La fascination de la théologie verticale, de surcroît chez un philosophe catholique qui n’ignore rien des médiations complexes entre Dieu et l’homme, ou au contraire chez des gens de grands médias horizontaux et binaires par principe, m’étonnera toujours. Dévots et médiatiques se donnent la main dans le raccourci élogieux qui croit ou fait croire qu’un « grand témoin » est en relation immédiate et permanente avec Dieu en tout ce qu’il accomplit et dit – ce qui vide paradoxalement la foi des témoins de sa profondeur ou en donne une image simple pour ne pas dire simpliste. Avec des effets parfois inattendus : quand on a appris fin août que Mère Teresa, modèle de la liaison directe avec Dieu, avait connu une grande « nuit de la foi », ce fut une immense découverte et la stupeur audiovisuelle générale…
Il est douteux de laisser croire que le cardinal Lustiger se trouvait au-dessus de la mêlée : durant son long épiscopat, il a beaucoup organisé, réorganisé, remplacé, édifié à côté de l’édifié déjà là, dans une ligne intransigeante et sous une forme cassante qui n’était pas nulle part et au-dessus, ne tombait pas du ciel, pouvait se tromper comme tout le monde, et a causé de son vivant et laissé après sa mort des divisions et des ressentiments durables.
Admettons que les grands évêques doivent défendre ainsi « la vérité venue de Dieu », comme dit Bossuet, à temps et à contretemps, sans souci des hommes, de leurs opinions et de leurs sentiments :
L’hérétique est celui qui a une opinion… Qu’est-ce à dire avoir une opinion ? C’est suivre sa propre pensée et son sentiment particulier. Mais le catholique est catholique, c’est-à-dire universel ; et sans avoir de sentiment particulier, il suit sans hésiter celui de l’Église…

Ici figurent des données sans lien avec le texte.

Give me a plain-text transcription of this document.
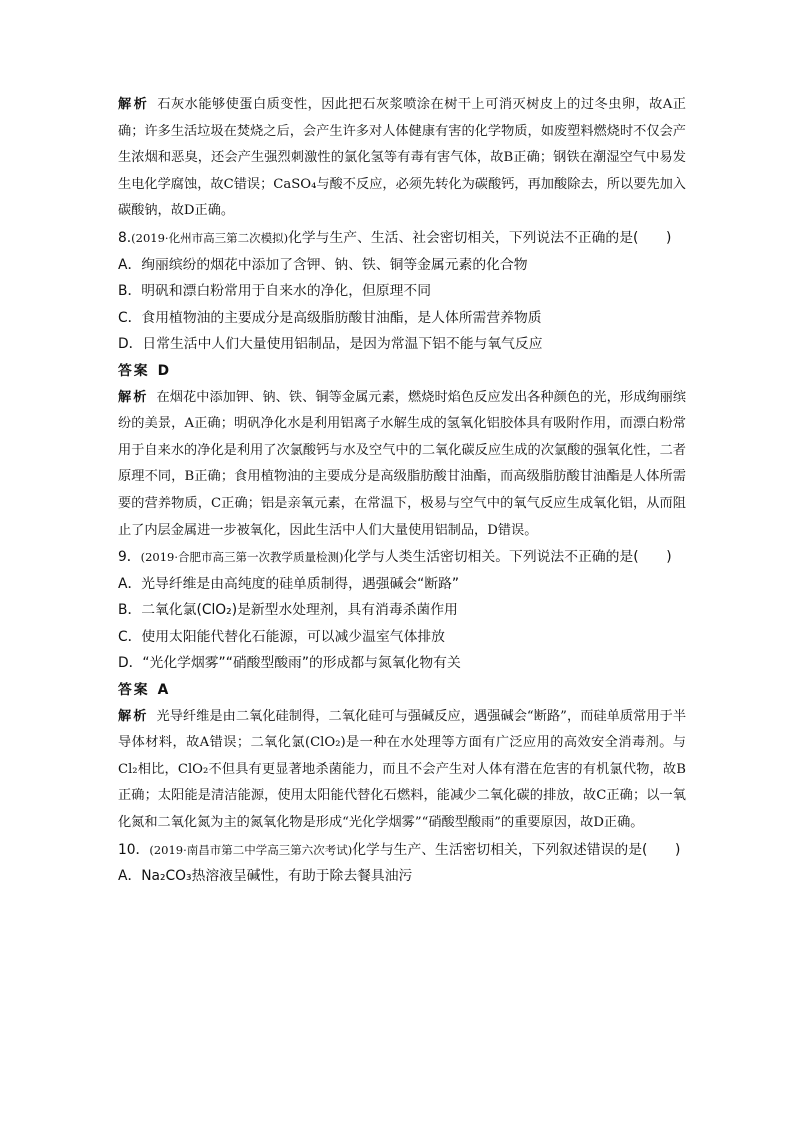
解析 石灰水能够使蛋白质变性，因此把石灰浆喷涂在树干上可消灭树皮上的过冬虫卵，故A正确；许多生活垃圾在焚烧之后，会产生许多对人体健康有害的化学物质，如废塑料燃烧时不仅会产生浓烟和恶臭，还会产生强烈刺激性的氯化氢等有毒有害气体，故B正确；钢铁在潮湿空气中易发生电化学腐蚀，故C错误；CaSO₄与酸不反应，必须先转化为碳酸钙，再加酸除去，所以要先加入碳酸钠，故D正确。

8.(2019·化州市高三第二次模拟)化学与生产、生活、社会密切相关，下列说法不正确的是(　　)

A．绚丽缤纷的烟花中添加了含钾、钠、铁、铜等金属元素的化合物

B．明矾和漂白粉常用于自来水的净化，但原理不同

C．食用植物油的主要成分是高级脂肪酸甘油酯，是人体所需营养物质

D．日常生活中人们大量使用铝制品，是因为常温下铝不能与氧气反应

答案 D

解析 在烟花中添加钾、钠、铁、铜等金属元素，燃烧时焰色反应发出各种颜色的光，形成绚丽缤纷的美景，A正确；明矾净化水是利用铝离子水解生成的氢氧化铝胶体具有吸附作用，而漂白粉常用于自来水的净化是利用了次氯酸钙与水及空气中的二氧化碳反应生成的次氯酸的强氧化性，二者原理不同，B正确；食用植物油的主要成分是高级脂肪酸甘油酯，而高级脂肪酸甘油酯是人体所需要的营养物质，C正确；铝是亲氧元素，在常温下，极易与空气中的氧气反应生成氧化铝，从而阻止了内层金属进一步被氧化，因此生活中人们大量使用铝制品，D错误。

9．(2019·合肥市高三第一次教学质量检测)化学与人类生活密切相关。下列说法不正确的是(　　)

A．光导纤维是由高纯度的硅单质制得，遇强碱会“断路”

B．二氧化氯(ClO₂)是新型水处理剂，具有消毒杀菌作用

C．使用太阳能代替化石能源，可以减少温室气体排放

D．“光化学烟雾”“硝酸型酸雨”的形成都与氮氧化物有关

答案 A

解析 光导纤维是由二氧化硅制得，二氧化硅可与强碱反应，遇强碱会“断路”，而硅单质常用于半导体材料，故A错误；二氧化氯(ClO₂)是一种在水处理等方面有广泛应用的高效安全消毒剂。与Cl₂相比，ClO₂不但具有更显著地杀菌能力，而且不会产生对人体有潜在危害的有机氯代物，故B正确；太阳能是清洁能源，使用太阳能代替化石燃料，能减少二氧化碳的排放，故C正确；以一氧化氮和二氧化氮为主的氮氧化物是形成“光化学烟雾”“硝酸型酸雨”的重要原因，故D正确。

10．(2019·南昌市第二中学高三第六次考试)化学与生产、生活密切相关，下列叙述错误的是(　　)

A．Na₂CO₃热溶液呈碱性，有助于除去餐具油污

Pascal, Bossuet, Bloy, avant eux Augustin (encore que5…), aujourd’hui Lustiger, et beaucoup d’autres furent de cette trempe… : on peut encore les lire avec plaisir et les admirer, mais le bilan historique de l’Église intransigeante dont ils furent les hérauts n’encourage guère à rejoindre leurs combats.
- 1.
Jean-Marie Lustiger, « Quelle Europe ? », Esprit, juillet 1990.
- 2.
« Lettre ouverte à Raphaël Draï », janvier 1989.
- 3.
Voir le texte publié dans Études, décembre 2004, « L’Europe et l’œcuménisme » : il voit deux convergences se dessiner : d’une part, celle qu’il approuve, entre des intellectuels catholiques et le renouveau évangélique protestant anglo-saxon ; d’autre part, celle pour laquelle il n’a manifestement guère de sympathie, entre une intelligentsia catholique « achevant de rendre les armes devant l’entreprise de critique du christianisme », qui aboutit à « un humanisme incertain de ses convictions » (p. 641).
- 4.
Esprit, mars 1952, p. 582. Voir Emmanuel Pruvot, Monseigneur Maxime Charles, Paris, Le Cerf, 2002. L’accusation est manifestement exagérée, mais reflète l’inquiétude et l’opposition que suscitent les méthodes de Mgr Charles.
- 5.
À sa belle biographie de saint Augustin, Peter Brown a ajouté trente ans après une longue postface où il fait amende honorable avec beaucoup d’humilité savante : il montre en effet un Augustin bien plus « humain » que celui dont une certaine historiographie (dont la sienne) et une certaine tradition de l’Église avaient transmis l’image. Voir P. Brown, la Vie de saint Augustin, Paris, Le Seuil, coll. « Points-Histoire », 2002.